Urteil vom 10. Februar 2016  
 
I. öffentlich-rechtliche Abteilung  
 
Besetzung 
Bundesrichter Fonjallaz, Präsident, 
Bundesrichter Karlen, Chaix, 
Gerichtsschreiber Störi. 
 
Verfahrensbeteiligte 
A.________, 
Beschwerdeführer, 
vertreten durch Fürsprecher Marc Siegenthaler, 
 
gegen  
 
Strassenverkehrsamt des Kantons Aargau, 
Postfach, 5001 Aarau, 
Departement Volkswirtschaft und Inneres des Kantons Aargau, Frey-Herosé-Strasse 12, 5001 Aarau. 
 
Gegenstand 
Entzug des Führerausweises, 
 
Beschwerde gegen das Urteil vom 3. Juni 2015 des Verwaltungsgerichts des Kantons Aargau, 1. Kammer. 
 
 
Sachverhalt:  
 
A.   
A.________ fuhr am 29. Dezember 2013, um 00.30 Uhr, am Steuer eines Porsche Cayenne, bei starkem Schneefall von Davos in Richtung Lenzerheide. Vor Schmitten verlor er in einer starken Rechtskurve die Herrschaft über sein Fahrzeug: er geriet ins Rutschen, überquerte unkontrolliert die Gegenfahrbahn, kollidierte mit einer Kurvenleittafel und einem Metallzaun und rutschte die abfallende Böschung hinunter. 
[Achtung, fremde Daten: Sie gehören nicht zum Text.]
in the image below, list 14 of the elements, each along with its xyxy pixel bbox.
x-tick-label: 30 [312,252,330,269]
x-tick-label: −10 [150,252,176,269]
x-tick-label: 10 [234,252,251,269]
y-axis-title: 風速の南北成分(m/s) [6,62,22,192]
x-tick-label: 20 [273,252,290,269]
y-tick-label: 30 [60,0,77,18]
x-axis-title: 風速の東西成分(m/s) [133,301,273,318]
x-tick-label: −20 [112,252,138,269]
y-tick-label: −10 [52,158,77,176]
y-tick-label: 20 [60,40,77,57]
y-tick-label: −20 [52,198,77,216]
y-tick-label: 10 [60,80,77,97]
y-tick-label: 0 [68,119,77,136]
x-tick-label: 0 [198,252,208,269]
Mit Strafbefehl vom 21. März 2014 verurteilte die Staatsanwaltschaft Graubünden A.________ wegen Verletzung von Verkehrsregeln gemäss Art. 32 Abs. 1 SVG und Art. 4 Abs. 2 VRV (Nichtanpassen der Geschwindigkeit an die Strassen-, Verkehrs- und Sichtverhältnisse) i.V.m. Art. 90 Abs. 1 SVG zu einer Busse von Fr. 400.--. Der Strafbefehl blieb unangefochten. 
 
B.   
Am 21. August 2014 entzog das Strassenverkehrsamt des Kantons Aargau A.________ den Führerausweis wegen einer mittelschweren Widerhandlung gegen die Verkehrsregeln im Sinn von Art. 16b SVG für vier Monate. 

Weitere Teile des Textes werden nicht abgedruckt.